[
https://issues.apache.org/jira/browse/CODEC-125?page=com.atlassian.jira.plugin.system.issuetabpanels:comment-tabpanel&focusedCommentId=13058586#comment-13058586
]
Matthew Pocock commented on CODEC-125:
--------------------------------------
I have renamed the bmpm package to bm. Do you want me to move
BeiderMoreseEncoder into the bm package? I put it into the language package
because that is where all the other encoders are, and I presume having them in
that package allows them to be automagically imported by things like the lucene
configuration files. However, I put all the other stuff in bm because it is
specific to the bmpm method and is worth having publicly visible as you can do
some custom things with it that are not reasonable to expose through the codec.
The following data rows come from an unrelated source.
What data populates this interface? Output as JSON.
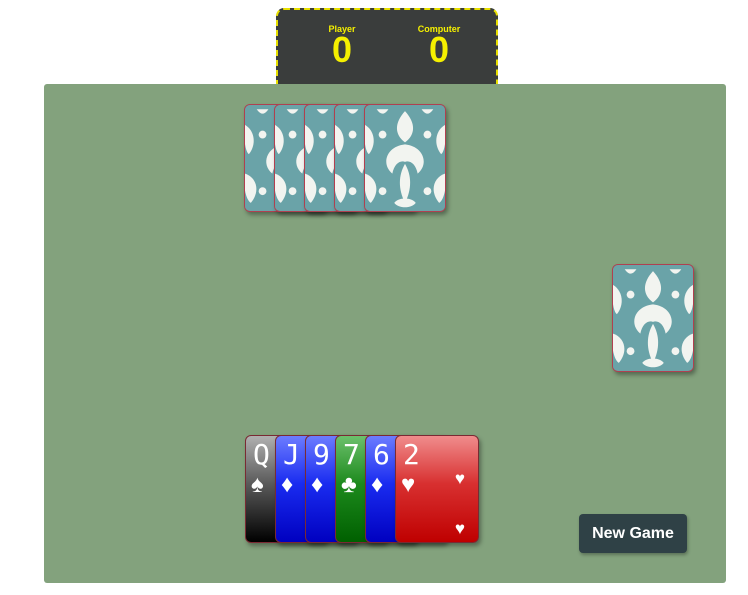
{
  "scoreboard": {
    "player_label": "Player",
    "player_score": "0",
    "computer_label": "Computer",
    "computer_score": "0",
    "label_color": "#f5f000"
  },
  "computer_hand": {
    "card_count": 5,
    "card_back": "damask-pattern"
  },
  "deck": {
    "card_back": "damask-pattern"
  },
  "player_hand": {
    "cards": [
      {
        "rank": "Q",
        "suit": "spades",
        "symbol": "♠"
      },
      {
        "rank": "J",
        "suit": "diamonds",
        "symbol": "♦"
      },
      {
        "rank": "9",
        "suit": "diamonds",
        "symbol": "♦"
      },
      {
        "rank": "7",
        "suit": "clubs",
        "symbol": "♣"
      },
      {
        "rank": "6",
        "suit": "diamonds",
        "symbol": "♦"
      },
      {
        "rank": "2",
        "suit": "hearts",
        "symbol": "♥"
      }
    ]
  },
  "controls": {
    "new_game_label": "New Game"
  },
  "colors": {
    "table": "#83a27d",
    "card_back": "#6aa3a8",
    "button": "#2f4146"
  }
}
It also has no relevance to the other codecs so I didn't want to clutter up the
primary package.
So, I've applied the patch on ubuntu to a clean checkout of commons-codec. This
failed to pass all tests because all empty files in the patch failed to
generate empty files in the source tree. I did not know that patch behaved like
this. Anyway, I've put a comment in every otherwise empty file and now on
ubuntu the patch applies cleanly to commons-codec and results in a project that
builds without errors.
Then I've made a clean checkout of commons-codec on windows 7 and applied the
revised patch using TortoiseSvn. When I build this, I get errors. It looks like
windows is mangling the unicode text files during application of the patch. You
said that you where seeing '?' characters in the text files. There are no such
characters in the original text or in the patch file, so I think this is
indicating that the text has got mangled during patch application. After
applying the patch on windows using tortoiseSvn, in lang.txt I see ? for each
cyrillic, greek, hebrew and arabic characters. In the original file on windows
I see various symbols. When I look at the patch file directly in windows, I see
symbols. I've looked at lang.txt in the TortoiseMerge tool, and regardless of
what I set the default encoding to, the interesting unicode chars are mangled
to '?'.
I've run out of ideas about how to apply the patch on windows. What tool where
you using to apply the patch? Can you tell it that the patch file is UTF8?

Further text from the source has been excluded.